Le secrétaire général de l'ONU a sévèrement condamné le dernier raid d'Israël contre le Hezbollah, qui, à en croire les militaires israéliens, avait pour objectif d'empêcher un transfert illégal d'armes au Liban. Cette opération sape effectivement le cessez-le-feu déjà précaire dans cette région, par conséquent la préoccupation du secrétaire général est compréhensible. Mais ce que l'on ne comprend pas, c'est ce qui se passe aujourd'hui au Conseil de sécurité autour du Liban. Si le raid israélien remet en cause le fragile cessez-le-feu dans la région, alors bien des démarches et surtout la lenteur et l'inaction de l'ONU pourraient réduire à néant l'espoir d'une paix durable au Proche-Orient.

D'aucuns pensent aussi que la résolution de l'ONU sur le Liban est le maximum qui puisse être obtenu aujourd'hui et que son principal mérite est d'être équilibrée. C'est probablement vrai si l'on aborde le document du point de vue de l'esthétique bureaucratique. Si l'on envisage la résolution du point de vue pratique en se demandant dans quelle mesure elle est applicable, si elle fonctionnera et si elle apportera au Proche-Orient ne serait-ce qu'un répit de courte durée, alors le jugement sera foncièrement différent. Une automobile, c'est remarquable, bien sûr, mais à condition qu'il y ait un moteur sous le capot.

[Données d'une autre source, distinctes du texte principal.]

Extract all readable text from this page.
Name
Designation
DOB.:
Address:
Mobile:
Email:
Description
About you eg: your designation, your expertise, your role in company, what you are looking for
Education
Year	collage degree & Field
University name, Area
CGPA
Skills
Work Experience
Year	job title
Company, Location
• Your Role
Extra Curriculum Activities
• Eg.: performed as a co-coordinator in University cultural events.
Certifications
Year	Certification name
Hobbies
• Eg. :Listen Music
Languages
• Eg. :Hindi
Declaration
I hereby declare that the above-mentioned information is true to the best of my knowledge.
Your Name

Cette résolution comporte deux grands problèmes: la force de paix et le désarmement du Hezbollah, qui, comme on le sait, était déjà réclamé par l'ancienne résolution de l'ONU (Elle n'a pas été appliquée. Qui plus est, pendant une période prolongée l'ONU a observé impassiblement des pays voisins du Liban fournir au Hezbollah des milliers de roquettes, ces roquettes qui au fond sont à l'origine de la dernière guerre).

Nul besoin d'être un grand analyste pour comprendre que le cessez-le -feu ne sera durable que si une force de paix neutre, opérante et possédant un mandat approprié est déployée le plus vite possible dans la zone tampon entre Israël et le Liban. Signalons ici qu'il semble bien que le Conseil de sécurité ait jeté ses dernières forces dans l'élaboration de la résolution sur le Liban. Il est exténué. La force de paix n'a toujours pas été formée et personne ne sait encore quand elle arrivera au Liban. On a énormément parlé de la paix au Liban, mais ceux qui souhaitent prendre part concrètement au processus de paix se comptent sur les doigts d'une main. La France à qui il avait été proposé de prendre le commandement de la Finul (Force intérimaire des Nations Unies au Liban) n'apprécie pas qu'un mandat concret ne lui ait pas été attribué. On pourrait comprendre les Français si Paris n'avait pas été coauteur avec Washington de la résolution remarquablement équilibrée.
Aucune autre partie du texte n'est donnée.